O pedido da Procuradoria-Geral da República
O procurador-geral da República, Paulo Gonet, manifestou-se nesta segunda-feira (6) pela necessidade de ouvir o senador Flávio Bolsonaro (PL-RJ) no âmbito do inquérito que apura suposta prática de calúnia contra o presidente da República, Luiz Inácio Lula da Silva. O parecer foi encaminhado ao ministro Alexandre de Moraes, do Supremo Tribunal Federal (STF), que atua como relator do caso.
A medida, segundo o chefe do Ministério Público Federal, possui especial relevância jurídica. Gonet destacou que a oitiva é um passo fundamental para garantir o exercício do contraditório e permitir que o parlamentar apresente, caso deseje, uma retratação sobre as declarações que motivaram a investigação. De acordo com o Código Penal brasileiro, a retratação formal pode isentar o investigado de uma eventual condenação criminal.

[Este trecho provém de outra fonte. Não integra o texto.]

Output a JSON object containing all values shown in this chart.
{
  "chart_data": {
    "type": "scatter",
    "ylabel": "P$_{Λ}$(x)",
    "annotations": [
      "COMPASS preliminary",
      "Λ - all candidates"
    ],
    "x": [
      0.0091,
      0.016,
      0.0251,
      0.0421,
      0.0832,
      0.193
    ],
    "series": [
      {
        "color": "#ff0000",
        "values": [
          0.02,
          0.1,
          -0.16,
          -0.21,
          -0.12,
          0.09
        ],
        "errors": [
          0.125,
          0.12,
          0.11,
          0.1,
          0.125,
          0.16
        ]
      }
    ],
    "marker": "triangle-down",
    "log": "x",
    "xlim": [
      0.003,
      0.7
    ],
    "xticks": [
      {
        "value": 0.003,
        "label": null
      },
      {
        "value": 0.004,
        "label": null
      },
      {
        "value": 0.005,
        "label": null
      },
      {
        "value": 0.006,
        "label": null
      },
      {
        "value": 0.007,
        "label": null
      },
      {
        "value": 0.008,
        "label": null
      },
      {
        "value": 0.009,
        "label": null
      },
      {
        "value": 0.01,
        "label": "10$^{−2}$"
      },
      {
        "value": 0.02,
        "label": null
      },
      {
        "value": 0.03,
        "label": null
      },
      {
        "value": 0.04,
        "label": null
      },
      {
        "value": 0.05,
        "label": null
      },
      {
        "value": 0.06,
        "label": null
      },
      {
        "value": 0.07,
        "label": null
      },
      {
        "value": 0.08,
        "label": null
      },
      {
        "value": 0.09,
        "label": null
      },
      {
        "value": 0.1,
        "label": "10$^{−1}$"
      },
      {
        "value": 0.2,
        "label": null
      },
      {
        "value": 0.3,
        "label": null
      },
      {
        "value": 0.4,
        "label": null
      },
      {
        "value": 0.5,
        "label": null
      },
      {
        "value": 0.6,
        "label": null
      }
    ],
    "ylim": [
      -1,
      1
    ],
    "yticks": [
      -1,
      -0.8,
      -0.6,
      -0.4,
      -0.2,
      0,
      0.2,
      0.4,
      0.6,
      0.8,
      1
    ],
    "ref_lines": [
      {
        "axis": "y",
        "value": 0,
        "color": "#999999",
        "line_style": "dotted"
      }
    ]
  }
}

Origem da investigação e declarações do senador
O inquérito teve início após uma publicação realizada por Flávio Bolsonaro na rede social X, em 3 de janeiro deste ano. A postagem foi feita logo após a notícia da captura do ex-presidente da Venezuela, Nicolás Maduro, pelas autoridades dos Estados Unidos. Na ocasião, o senador escreveu que o presidente Lula seria delatado, mencionando o fim do Foro de São Paulo e associando o petista a crimes como tráfico internacional de drogas e armas, lavagem de dinheiro e suporte a grupos terroristas.
A Polícia Federal (PF) conduziu as investigações ao longo dos últimos meses e, no mês passado, concluiu o relatório final do inquérito. A corporação apontou indícios de que o conteúdo publicado pelo senador configura o crime de calúnia contra o chefe do Executivo federal. Com a conclusão da PF, o caso seguiu para análise da PGR, que agora defende o retorno dos autos à autoridade policial para a realização do depoimento.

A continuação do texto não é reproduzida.